Web4Future eCommerce Enterprise Edition v2.1 SQL inj. vuln.

2005-12-05T00:00:00
ID SECURITYVULNS:DOC:10519
Type securityvulns
Reporter Securityvulns
Modified 2005-12-05T00:00:00

Description

Web4Future eCommerce Enterprise Edition v2.1 SQL inj. vuln. Vuln. dicovered by : r0t Date: 5 dec. 2005 orginal advisory:http://pridels.blogspot.com/2005/12/ecommerce-enterprise-edition-sql-inj.html vendor:http://www.web4future.com/products.php?p=ecomm affected version:v2.1 and prior

Product Description: A fully template driven system which you can use the software to sell any kind of products from computers, household items, downloadable goods, services, groceries, cars or real estates.

Vuln.

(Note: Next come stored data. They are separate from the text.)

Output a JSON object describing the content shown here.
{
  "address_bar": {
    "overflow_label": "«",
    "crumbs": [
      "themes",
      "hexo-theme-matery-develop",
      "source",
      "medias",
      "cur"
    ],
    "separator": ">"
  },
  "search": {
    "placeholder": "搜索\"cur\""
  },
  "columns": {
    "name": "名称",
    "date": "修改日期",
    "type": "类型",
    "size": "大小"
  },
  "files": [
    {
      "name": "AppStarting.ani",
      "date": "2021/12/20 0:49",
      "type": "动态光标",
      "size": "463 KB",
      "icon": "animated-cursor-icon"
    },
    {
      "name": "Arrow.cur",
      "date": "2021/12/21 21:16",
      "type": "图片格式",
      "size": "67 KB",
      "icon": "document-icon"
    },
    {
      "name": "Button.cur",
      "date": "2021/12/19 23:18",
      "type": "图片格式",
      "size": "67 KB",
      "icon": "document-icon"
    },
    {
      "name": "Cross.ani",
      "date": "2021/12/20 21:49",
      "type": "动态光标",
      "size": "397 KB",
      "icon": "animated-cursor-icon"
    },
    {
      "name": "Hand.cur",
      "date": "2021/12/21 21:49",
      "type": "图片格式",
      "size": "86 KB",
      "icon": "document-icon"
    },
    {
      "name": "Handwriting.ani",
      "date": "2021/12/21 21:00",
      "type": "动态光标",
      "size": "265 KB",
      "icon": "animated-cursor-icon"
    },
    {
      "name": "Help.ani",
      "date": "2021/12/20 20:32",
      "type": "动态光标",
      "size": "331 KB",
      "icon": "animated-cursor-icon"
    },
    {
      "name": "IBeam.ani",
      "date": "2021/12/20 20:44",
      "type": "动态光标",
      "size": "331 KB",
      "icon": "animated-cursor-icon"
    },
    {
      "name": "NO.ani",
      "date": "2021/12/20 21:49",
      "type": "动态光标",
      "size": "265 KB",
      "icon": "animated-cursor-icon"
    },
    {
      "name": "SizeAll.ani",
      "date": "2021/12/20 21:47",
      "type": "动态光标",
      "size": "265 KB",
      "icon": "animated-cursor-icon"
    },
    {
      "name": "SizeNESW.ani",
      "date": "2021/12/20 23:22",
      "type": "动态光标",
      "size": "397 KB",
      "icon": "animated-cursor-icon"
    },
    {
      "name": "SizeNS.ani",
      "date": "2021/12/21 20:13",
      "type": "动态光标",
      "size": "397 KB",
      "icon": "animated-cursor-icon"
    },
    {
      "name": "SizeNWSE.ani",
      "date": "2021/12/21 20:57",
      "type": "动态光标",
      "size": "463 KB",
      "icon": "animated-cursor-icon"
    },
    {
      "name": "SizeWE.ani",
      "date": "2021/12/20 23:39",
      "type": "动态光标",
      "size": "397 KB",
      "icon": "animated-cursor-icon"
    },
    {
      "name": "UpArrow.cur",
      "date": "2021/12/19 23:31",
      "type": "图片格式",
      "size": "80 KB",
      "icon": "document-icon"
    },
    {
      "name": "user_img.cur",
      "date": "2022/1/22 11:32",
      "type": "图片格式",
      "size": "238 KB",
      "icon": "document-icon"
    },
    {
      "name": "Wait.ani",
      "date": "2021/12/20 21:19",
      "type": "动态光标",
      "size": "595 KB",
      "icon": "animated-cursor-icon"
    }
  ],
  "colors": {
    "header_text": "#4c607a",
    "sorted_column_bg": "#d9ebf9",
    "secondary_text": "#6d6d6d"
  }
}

Description:

Input passed to the "prod","brid" parameter in "view.php" and "bid" parameter in "viewbrands.php" and "grp","cat" parameter in " index.php" isn't properly sanitised before being used in a SQL query. This can be exploited to manipulate SQL queries by injecting arbitrary SQL code.

examples: /view.php?prod=[SQL] /viewbrands.php?bid=[SQL] /view.php?prod=1010001&brid=[SQL] /index.php?action=ViewGroups&grp=[SQL] /index.php?action=ViewCategories&cat=[SQL]

Solution: Edit the source code to ensure that input is properly sanitised.